— Сколько же нес его? — поинтересовался Сева.
— Я километры не мерил. У меня одна забота была — не упасть, дойти. Положу его на снег, передохну и снова вперед. А потом чувствую: если положу, то уже не подниму, сил не хватит. И не стал класть, шел, только рукавицей снег с глаз сметал, чтобы огни не прозевать. Точно вышел, не сбился.
— А он как, которого нес? — спросила мать. — Здоров?
— Лева? — у Бориса глаза засветились радостью. — Здоров. Его раньше меня из госпиталя выписали.
— Он кто по профессии? — спросил отец. — Или прямо со школьной скамьи в армию?
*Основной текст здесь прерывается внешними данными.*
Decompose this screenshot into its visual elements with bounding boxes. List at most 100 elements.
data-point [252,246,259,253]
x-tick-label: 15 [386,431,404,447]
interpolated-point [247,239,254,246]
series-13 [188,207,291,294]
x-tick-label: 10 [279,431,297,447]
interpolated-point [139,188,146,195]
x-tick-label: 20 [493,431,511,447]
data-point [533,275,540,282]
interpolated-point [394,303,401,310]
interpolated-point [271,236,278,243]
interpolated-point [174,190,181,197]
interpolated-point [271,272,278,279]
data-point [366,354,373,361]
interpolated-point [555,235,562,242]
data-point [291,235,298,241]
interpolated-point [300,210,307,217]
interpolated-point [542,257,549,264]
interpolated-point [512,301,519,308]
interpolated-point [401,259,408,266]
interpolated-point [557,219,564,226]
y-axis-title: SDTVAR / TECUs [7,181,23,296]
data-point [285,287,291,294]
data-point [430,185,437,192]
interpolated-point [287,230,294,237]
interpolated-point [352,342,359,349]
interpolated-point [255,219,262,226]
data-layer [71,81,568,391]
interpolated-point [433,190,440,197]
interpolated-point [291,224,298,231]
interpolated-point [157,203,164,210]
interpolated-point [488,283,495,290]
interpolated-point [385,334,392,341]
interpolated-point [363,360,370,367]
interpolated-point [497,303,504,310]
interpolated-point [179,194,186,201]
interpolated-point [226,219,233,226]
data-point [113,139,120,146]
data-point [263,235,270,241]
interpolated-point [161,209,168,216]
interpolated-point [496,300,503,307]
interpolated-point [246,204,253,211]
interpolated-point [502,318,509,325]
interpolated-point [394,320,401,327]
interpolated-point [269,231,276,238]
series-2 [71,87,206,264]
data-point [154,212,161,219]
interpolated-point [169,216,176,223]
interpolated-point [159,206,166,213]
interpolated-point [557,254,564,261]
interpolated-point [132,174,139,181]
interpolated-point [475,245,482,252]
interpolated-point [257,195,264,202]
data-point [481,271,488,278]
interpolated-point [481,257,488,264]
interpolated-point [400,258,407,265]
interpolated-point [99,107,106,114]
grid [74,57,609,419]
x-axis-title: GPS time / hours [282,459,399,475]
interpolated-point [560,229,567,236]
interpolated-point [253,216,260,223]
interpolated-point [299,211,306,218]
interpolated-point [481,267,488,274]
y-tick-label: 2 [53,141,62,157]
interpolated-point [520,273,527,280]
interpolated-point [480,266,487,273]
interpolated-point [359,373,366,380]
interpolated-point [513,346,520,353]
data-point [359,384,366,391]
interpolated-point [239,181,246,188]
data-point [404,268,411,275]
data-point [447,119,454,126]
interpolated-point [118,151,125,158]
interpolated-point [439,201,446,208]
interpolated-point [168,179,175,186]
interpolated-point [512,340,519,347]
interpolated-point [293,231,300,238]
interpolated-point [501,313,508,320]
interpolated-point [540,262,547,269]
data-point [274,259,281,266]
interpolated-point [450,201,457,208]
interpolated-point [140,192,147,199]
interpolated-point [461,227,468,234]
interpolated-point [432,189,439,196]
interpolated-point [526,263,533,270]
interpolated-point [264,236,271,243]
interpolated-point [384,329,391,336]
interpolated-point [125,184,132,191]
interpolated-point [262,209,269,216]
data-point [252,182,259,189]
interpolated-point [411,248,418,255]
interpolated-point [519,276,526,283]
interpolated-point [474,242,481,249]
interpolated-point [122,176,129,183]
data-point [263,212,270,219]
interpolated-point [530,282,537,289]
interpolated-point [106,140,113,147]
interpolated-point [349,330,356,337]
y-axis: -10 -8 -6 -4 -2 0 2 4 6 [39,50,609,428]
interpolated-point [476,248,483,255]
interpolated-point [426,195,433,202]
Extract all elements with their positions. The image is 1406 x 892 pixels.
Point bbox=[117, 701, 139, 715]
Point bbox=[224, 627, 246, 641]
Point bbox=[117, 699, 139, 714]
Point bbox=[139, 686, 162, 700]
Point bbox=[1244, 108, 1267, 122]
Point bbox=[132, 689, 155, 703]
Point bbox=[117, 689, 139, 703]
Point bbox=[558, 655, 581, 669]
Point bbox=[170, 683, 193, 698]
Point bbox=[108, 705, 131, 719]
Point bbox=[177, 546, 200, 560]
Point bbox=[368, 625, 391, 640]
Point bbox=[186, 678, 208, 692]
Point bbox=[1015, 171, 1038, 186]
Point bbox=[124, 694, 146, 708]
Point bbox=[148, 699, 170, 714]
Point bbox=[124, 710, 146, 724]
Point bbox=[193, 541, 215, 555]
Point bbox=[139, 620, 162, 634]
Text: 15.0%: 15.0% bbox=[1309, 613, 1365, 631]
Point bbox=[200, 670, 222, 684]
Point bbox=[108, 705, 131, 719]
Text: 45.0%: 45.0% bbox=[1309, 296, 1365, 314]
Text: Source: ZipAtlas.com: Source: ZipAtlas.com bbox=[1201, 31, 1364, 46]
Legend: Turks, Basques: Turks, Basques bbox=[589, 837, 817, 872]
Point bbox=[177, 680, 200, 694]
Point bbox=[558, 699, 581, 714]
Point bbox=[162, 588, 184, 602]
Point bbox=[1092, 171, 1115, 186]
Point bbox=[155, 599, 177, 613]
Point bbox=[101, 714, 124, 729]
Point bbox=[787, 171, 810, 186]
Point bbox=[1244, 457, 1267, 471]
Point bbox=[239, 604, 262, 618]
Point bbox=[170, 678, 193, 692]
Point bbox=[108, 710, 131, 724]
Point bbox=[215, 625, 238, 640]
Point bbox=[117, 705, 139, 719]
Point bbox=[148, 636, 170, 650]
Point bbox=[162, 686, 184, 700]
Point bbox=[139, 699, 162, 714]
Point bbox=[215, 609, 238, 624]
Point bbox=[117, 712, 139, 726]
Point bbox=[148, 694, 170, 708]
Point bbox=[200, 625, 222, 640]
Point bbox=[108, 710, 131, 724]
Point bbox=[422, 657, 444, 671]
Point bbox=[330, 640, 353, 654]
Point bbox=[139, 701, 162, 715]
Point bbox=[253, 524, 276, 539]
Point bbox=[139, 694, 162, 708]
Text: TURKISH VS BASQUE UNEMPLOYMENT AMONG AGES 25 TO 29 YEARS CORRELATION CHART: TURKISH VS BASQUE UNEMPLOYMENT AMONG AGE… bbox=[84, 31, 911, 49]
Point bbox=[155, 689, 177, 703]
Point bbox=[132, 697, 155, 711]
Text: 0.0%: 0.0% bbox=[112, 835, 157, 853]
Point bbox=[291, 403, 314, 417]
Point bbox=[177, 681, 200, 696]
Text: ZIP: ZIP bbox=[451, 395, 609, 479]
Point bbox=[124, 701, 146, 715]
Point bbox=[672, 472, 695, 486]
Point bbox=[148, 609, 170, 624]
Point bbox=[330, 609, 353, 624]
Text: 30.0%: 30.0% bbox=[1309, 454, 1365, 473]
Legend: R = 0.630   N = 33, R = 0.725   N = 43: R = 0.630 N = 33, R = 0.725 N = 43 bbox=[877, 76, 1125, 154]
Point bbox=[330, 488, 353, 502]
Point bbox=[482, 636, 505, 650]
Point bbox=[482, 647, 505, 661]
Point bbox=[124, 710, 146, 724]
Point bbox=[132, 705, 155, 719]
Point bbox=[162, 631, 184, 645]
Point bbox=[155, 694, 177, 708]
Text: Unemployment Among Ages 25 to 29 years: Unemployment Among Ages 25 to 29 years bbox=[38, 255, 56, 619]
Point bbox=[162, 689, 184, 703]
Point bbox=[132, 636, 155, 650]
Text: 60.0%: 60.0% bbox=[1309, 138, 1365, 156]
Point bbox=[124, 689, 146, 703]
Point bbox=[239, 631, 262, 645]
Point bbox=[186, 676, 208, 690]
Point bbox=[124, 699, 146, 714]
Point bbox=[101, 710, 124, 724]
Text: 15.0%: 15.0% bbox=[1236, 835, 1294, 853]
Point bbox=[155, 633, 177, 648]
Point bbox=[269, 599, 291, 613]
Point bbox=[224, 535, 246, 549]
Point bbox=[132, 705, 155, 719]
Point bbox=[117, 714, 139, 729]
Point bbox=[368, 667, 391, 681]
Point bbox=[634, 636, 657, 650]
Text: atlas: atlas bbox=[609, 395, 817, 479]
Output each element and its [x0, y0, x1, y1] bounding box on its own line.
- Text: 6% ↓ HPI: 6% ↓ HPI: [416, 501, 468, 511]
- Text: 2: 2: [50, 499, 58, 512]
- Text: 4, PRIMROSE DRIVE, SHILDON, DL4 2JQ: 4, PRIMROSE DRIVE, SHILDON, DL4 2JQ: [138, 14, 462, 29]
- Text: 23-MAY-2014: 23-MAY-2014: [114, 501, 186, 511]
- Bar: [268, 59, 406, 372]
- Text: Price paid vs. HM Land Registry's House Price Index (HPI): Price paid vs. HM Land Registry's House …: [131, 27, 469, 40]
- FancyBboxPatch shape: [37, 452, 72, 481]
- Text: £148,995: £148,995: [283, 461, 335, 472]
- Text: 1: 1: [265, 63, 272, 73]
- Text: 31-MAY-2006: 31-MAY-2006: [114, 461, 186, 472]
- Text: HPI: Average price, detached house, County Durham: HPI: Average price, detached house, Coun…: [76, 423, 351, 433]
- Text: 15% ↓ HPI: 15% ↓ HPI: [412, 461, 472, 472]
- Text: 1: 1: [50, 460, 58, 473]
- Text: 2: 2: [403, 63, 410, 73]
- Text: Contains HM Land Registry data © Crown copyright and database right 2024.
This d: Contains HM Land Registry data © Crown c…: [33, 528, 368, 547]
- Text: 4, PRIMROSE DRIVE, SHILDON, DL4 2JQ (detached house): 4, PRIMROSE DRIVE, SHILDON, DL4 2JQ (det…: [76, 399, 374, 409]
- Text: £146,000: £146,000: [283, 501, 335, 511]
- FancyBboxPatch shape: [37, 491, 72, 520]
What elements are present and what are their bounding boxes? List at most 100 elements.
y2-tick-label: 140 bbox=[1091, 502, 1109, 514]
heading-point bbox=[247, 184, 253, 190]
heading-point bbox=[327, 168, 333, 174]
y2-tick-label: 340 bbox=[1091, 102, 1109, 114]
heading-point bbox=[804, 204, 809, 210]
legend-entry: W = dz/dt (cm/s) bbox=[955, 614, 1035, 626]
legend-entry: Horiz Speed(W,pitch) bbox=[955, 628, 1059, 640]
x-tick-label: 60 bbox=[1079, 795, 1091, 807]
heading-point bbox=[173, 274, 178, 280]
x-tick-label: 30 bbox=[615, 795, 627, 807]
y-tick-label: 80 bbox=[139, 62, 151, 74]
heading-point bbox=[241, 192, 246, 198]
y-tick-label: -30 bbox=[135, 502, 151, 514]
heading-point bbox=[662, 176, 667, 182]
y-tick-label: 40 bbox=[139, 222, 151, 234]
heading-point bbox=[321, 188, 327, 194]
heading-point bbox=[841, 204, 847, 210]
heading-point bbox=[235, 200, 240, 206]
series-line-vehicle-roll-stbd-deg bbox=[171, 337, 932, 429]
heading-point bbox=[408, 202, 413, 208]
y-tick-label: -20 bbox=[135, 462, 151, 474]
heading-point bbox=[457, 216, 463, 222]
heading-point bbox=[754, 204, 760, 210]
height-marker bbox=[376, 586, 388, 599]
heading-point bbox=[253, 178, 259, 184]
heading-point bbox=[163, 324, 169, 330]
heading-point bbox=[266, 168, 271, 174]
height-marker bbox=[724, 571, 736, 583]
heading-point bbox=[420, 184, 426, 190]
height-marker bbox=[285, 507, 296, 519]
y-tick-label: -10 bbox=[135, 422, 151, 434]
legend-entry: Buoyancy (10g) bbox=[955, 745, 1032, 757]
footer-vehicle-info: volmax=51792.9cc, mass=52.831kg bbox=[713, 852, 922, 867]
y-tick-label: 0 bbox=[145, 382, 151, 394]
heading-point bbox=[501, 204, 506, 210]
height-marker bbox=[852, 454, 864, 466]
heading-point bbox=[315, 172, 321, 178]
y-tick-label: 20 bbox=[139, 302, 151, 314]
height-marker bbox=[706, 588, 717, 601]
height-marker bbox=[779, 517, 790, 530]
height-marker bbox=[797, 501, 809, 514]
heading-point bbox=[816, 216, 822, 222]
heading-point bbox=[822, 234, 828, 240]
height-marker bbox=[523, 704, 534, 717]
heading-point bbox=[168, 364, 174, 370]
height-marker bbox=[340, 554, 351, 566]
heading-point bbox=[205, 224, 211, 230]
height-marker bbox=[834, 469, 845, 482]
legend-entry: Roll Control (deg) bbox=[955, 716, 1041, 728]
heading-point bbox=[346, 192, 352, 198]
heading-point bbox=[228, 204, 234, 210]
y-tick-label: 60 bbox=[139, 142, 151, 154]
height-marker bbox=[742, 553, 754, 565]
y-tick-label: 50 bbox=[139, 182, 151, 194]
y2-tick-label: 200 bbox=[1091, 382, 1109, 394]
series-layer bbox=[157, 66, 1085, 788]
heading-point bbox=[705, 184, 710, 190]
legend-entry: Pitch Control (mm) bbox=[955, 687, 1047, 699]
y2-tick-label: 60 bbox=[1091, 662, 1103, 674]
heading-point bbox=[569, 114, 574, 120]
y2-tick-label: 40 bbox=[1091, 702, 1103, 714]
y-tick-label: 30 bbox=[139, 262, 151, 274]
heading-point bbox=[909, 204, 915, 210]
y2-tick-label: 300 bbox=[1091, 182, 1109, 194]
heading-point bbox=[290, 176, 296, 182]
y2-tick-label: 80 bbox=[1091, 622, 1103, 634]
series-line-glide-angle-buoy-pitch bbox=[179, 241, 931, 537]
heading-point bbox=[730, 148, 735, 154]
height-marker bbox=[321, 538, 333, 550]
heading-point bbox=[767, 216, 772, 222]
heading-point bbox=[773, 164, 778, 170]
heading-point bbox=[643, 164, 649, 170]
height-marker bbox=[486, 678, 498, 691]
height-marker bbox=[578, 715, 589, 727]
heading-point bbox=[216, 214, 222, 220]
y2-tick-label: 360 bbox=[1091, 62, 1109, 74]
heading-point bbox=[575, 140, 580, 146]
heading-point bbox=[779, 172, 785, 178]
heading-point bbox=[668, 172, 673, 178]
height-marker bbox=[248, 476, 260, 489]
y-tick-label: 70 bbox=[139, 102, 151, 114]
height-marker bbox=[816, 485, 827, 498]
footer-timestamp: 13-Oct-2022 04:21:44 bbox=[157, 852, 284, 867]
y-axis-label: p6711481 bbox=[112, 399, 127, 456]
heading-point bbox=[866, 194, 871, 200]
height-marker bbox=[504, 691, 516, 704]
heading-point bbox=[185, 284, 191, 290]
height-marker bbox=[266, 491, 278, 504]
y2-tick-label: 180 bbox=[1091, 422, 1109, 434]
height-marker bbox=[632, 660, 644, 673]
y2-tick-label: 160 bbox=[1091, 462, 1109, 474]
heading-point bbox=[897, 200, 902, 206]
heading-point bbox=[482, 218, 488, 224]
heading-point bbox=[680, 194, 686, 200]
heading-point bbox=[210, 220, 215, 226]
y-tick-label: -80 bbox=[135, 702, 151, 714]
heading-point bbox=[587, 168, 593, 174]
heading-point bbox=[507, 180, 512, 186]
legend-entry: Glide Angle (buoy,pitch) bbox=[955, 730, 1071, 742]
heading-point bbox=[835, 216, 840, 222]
— Можно сказать, из школы. Киноактером хотел стать, да провалился на приемных экзаменах. Опять хочет попробовать. Вообще-то талант у него есть…
— Может случится, когда-нибудь сыграет солдата, который сквозь пургу несет на себе ослабевшего товарища, — ехидно заметил Сева. — Получится эффектнее, чем в жизни. Такие вещи у нас снимать умеют. Крупным планом: ноги в мокрых валенках. Крупным планом: мужественное лицо героя, который, превозмогая…
— Брось! — нахмурился Борис. — Уж если доведется такое сыграть, то сыграет как надо, будь спокоен.
— А что мне волноваться, — засмеялся Сева. — Ему играть. Ты хоть фамилию скажи. Может, доведется на экране увидеть.
— Сушкин его фамилия. Лев Сушкин. Отличный, между прочим, парень. Ему в его положении, может быть, тяжелее, чем мне, было. Все просил оставить. Вернетесь, говорит, найдете, как-нибудь продержусь. А то, говорит, стыдно мне, я ведь, говорит, тоже солдат, как потом в глаза ребятам смотреть буду. Я ему, помолчи, говорю, подумай сам, как мне ребятам в глаза смотреть потом, если оставлю тебя.
— Благородные оба, — со скрытой насмешкой проговорил Сева. — Не будь ты моим братом, такой бы очерк накатал — зачитались бы. Теперь одна надежда: снимется в кино твой Сушкин, напишу рецензию и помяну про героическое его прошлое.
— Ты что, искусствовед, рецензии писать? — тоже кольнул брата Борис.
Но тот неуязвим был, усмехнулся лишь снисходительно:
— Журналисту обо всем приходится писать. Такая профессия.
— Но у тебя, насколько помню, в дипломе записано: преподаватель физкультуры, — напомнил Борис.
— Серый ты, брат, — снова не обиделся Сева. — Журналист это призвание. Как поэт, как писатель. Диплом тут не при чем.
— Ну-ну, — весело кивнул ему Борис. — Экран покажет, как говорит Лева Сушкин.
Какие они разные, подумала Наталья Сергеевна. Родные братья, а даже внешне не похожи. Боря в меня, а Сева больше в отца, вернее — обличьем в отца, а в остальном, как говорится, не в мать, не в отца, а в прохожего молодца. Может, в предка какого, далекого, может, был в роду непутевый кто — в него Севка и удался. Неведомый предок, чьи гены неожиданно достались сыну, вызвал незнакомое чувство ревности, что ли. Она подумала: а будь моя воля, владей я генной инженерией будущего, какими бы сделала сыновей? Похожими на себя? И с горечью поняла, что ответа на этот вопрос с уверенностью дать не может. Но почему же? Так ли уж недовольна собой, своим видом, своими мыслями и чувствами? Нет, о себе она совсем не плохого мнения, и все же… Ах, как все не просто.